Dans l’esprit de Jack, ce transfert à la campagne fut pour lui, à l’époque, le plus grand événement de son existence. C’était une vie pratiquement parfaite. Les cinq enfants allaient à la Iron House School, dans une classe unique. L’école et le ranch étaient situés à 800 mètres à peu près du bord d’un marais,  le ranch étant quelque 800 mètres plus loin à l’est, pas loin d’une laiterie. Jack absorbait tout ce qui était à sa portée, les bruits et les odeurs. Il s’est souvenu de tout cela quand il a écrit ses livres. Cette expérience a été une ressource parfaite pour écrire de la prose descriptive: sur les endroits, les humeurs et les sensations. Sa chambre avait une grande fenêtre grillagée juste à côté de son lit. La vue donnait sur des collines, des vergers, des eucalyptus, des pins de toutes sortes, des buissons, des fleurs et des herbes, dans un terrain de couleur gris-brun. En toile de fond, le majestueux Mont Diablo, un ancien volcan aujourd’hui éteint (du moins, on l’espère). Jack avait trouvé le paysage si enchanteur qu’il l’avait peint sur un panneau en plâtre, pour qu’il puisse le voir même quand le ciel était couvert. Le panneau a été perdu lorsque tout le monde est parti pour aller ailleurs faire des études supérieures, ou pour trouver du travail.  

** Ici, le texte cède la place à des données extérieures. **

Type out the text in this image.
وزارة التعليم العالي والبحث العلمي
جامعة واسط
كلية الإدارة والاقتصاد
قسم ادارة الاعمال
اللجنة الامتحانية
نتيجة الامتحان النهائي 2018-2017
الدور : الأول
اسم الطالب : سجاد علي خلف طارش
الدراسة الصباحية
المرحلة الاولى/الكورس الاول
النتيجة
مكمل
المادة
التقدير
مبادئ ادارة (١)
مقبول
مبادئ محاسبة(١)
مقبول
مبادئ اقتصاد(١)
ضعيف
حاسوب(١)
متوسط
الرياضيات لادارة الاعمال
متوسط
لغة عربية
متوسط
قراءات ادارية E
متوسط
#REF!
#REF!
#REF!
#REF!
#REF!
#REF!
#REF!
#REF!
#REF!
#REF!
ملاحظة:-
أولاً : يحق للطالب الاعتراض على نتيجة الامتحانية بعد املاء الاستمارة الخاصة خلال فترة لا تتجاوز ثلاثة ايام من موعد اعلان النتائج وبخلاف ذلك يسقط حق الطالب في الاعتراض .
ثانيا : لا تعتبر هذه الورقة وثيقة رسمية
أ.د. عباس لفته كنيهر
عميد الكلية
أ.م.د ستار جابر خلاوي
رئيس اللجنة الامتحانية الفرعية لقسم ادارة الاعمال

Norma Vance, Juillet 2003, avec l'autorisation de l'auteur
(Traduit de l’anglais par Patrick Dusoulier)

* Norwescon : un des plus grands rassemblements annuels (« convention », en américain, d’où l’abrégé « con » qui peut faire sourire…) de fans de Science-Fiction aux Etats-Unis. Il a lieu dans le Nord-West, d’où le « Norwes » initial ! On y parle non seulement de littérature de SF, mais on s’y amuse beaucoup aussi à se déguiser, à danser. On peut acheter et vendre des livres, des magazines, des dessins des peintures de SF, et bien sûr, y rencontrer des écrivains de SF, comme Jack, qui était Invité d’Honneur cette année-là. (Note du Traducteur)
La Norwescon 25 a eu lieu du 28 au 31 mars 2002 à l'hotel Doubletree, Aéroport de Seattle.

* En fait Norma dit « four eyes »=  « quatre’z-yeux » en américain ce que l'on peut traduire en français par "binoclard" (NDT).

* Un autre événement mémorable dans la vie d’Edy fut l’attaque de Pearl Harbor, le 7 Décembre 1941.  C’était le jour de son anniversaire.